2015年3月15日日曜日

【予習】ASNS2631 Week3 Lecture【Preperation】

Tutorial discussion:


1. What is the relationship between Buddhism and the imperial family? What is the relationship between Buddhism and Shintō?




As the seat of the 'imperial state', the capital may have housed as many as 10,000 government officials, and as the central cathedral of a national Buddhism, the landscape was dotted with temples large and small.

The function of Buddhism as 'protector of the state'(p.332)

In Nara, it was Temmu's great-grandson Obito [1 (Emperor Shomu, r. 724- 749) who built the edifice of state-sponsored Buddhism, centered on the cult of Vairocana and of the emperor, in Todaiji.

→Buddhism was national religion for Imperial family.




Dokyo affair represented serious conflicts between Shinto legitimating principles and Buddhist principles.

→Conflict between Buddhism and Shintoism because emperor gave much more power to Buddhist  




The revulsion against Dokyo, and the reaction against Nara Buddhist institutions may be part of the reason for the move of the capital.

→Because of Buddhism become more powerful and started to involve in politics, emperor Kanmu didn't like to Buddhism involved to politics. Therefore, he have moved capital to Heiankyo平安京.





The devoutly Buddhist Shomu, who had declared himself 'the servant of the Three Treasures' of Buddhism, however, found himself trapped by conflicting desires. On the one hand he wished to abdicate and devote himself to the pursuit of religious progress by taking religious vows, but on the other he also wanted to preserve the monarchy in his own line

→It is complex that one side he follow Buddhism, but other side he want to control the politics by himself. Not by Buddhism.





2. How was imperial succession arranged in the Nara period? What were the
(dis)advantages?



 the glory of the Nara period dominated by the Temmu line.

→The achievement of Tenmu is equally the achievement of Nara period.

the desire of the imperial house (Kammu) and the bureaucracy (nobility) to escape the baneful influence of the Nara-centered Buddhist church

→moved capital



3. What is the difference between a “court” and a “capital city”?



to phrase the question in different terms, was Heijo the 'first permanent capital', or merely the penultimate 'court'?

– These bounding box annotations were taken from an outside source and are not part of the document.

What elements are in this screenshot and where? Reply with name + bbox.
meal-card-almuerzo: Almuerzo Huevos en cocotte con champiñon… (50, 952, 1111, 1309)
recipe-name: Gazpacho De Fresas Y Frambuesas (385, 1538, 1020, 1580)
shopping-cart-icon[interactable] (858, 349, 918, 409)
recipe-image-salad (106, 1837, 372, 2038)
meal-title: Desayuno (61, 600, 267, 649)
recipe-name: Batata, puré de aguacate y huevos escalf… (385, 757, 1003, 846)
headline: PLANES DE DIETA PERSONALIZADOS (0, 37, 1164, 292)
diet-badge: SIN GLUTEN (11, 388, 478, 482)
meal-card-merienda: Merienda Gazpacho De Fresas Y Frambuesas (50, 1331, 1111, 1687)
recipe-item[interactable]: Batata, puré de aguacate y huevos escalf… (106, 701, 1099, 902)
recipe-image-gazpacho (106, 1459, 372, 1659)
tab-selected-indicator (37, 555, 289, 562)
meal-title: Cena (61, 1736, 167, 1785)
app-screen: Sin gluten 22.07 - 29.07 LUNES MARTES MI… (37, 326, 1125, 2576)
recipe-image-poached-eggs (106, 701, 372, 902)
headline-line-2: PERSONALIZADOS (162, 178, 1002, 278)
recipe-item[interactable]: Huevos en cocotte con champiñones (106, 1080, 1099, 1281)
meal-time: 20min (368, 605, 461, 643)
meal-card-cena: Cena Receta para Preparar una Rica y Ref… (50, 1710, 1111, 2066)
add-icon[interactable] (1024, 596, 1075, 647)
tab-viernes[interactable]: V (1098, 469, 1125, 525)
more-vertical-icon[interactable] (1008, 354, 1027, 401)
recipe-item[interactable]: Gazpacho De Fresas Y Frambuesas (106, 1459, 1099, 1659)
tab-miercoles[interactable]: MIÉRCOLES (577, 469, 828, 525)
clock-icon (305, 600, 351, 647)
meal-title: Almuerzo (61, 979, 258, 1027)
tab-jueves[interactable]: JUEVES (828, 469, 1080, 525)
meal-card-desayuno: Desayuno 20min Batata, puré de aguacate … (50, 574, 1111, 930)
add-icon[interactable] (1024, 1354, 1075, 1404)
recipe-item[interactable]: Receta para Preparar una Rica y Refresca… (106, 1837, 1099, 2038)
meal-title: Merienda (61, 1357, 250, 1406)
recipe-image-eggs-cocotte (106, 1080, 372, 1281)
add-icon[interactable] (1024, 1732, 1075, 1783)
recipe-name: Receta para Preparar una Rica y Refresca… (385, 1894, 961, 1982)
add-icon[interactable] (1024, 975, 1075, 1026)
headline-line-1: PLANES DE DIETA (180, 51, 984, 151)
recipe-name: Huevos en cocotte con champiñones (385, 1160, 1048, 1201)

→These conclusions must be regarded as tentative, but however much the founding of Heijo in 710 may have been based on the expectation that it was to be a permanent capital

What would be the founding of Heijo?

  • population?
  • Enormous building?
  • Emperor?
  • Middle of politics?
  • End of silkroad?



4. What motivated the construction of a capital city? The reasons may have varied over
time so consider each capital separately.



Heijokyo平城京


Emperor wanted to be far way from Asuka飛鳥 because there were old aristocrats who are Yamato clans. Emperor wanted to hold his own power to control the country.

→Source in Japanese.平城京に遷都されたのは、なぜか? 平城京から遷都されたのは、なぜか?

Heiankyo平安京


First, Heijo was somewhat less an 'immutable' capital than we are accustomed to think, but still retained some characteristics of a court site that had to compete with other candidates in the capital district. A second, corollary point is that the emperor and the court were not confined to a single capital city, as they would become in the Heian period.

' ... the monks' immense political success more than anything else contributed to the declining prestige of Buddhism and forced the Nara bureaucrats to transfer the capital site.

 Kammu himself in 788, that the new capital district was 'convenient by water and by land'

 an important consideration in both the prosecution of the frontier wars in the northeast, and the pursuit of communications with the southwest and with the continent.

The revulsion against Dokyo, and the reaction against Nara Buddhist institutions may be part of the reason for the move of the capital. But surely there are other reasons to explain the uprooting of an urban complex approximating 200,000 souls in population-about 3% to 4% of the total population at the time and to justify the vast expense of replacing the hundreds of official buildings and thousands of official domiciles that were to be abandoned.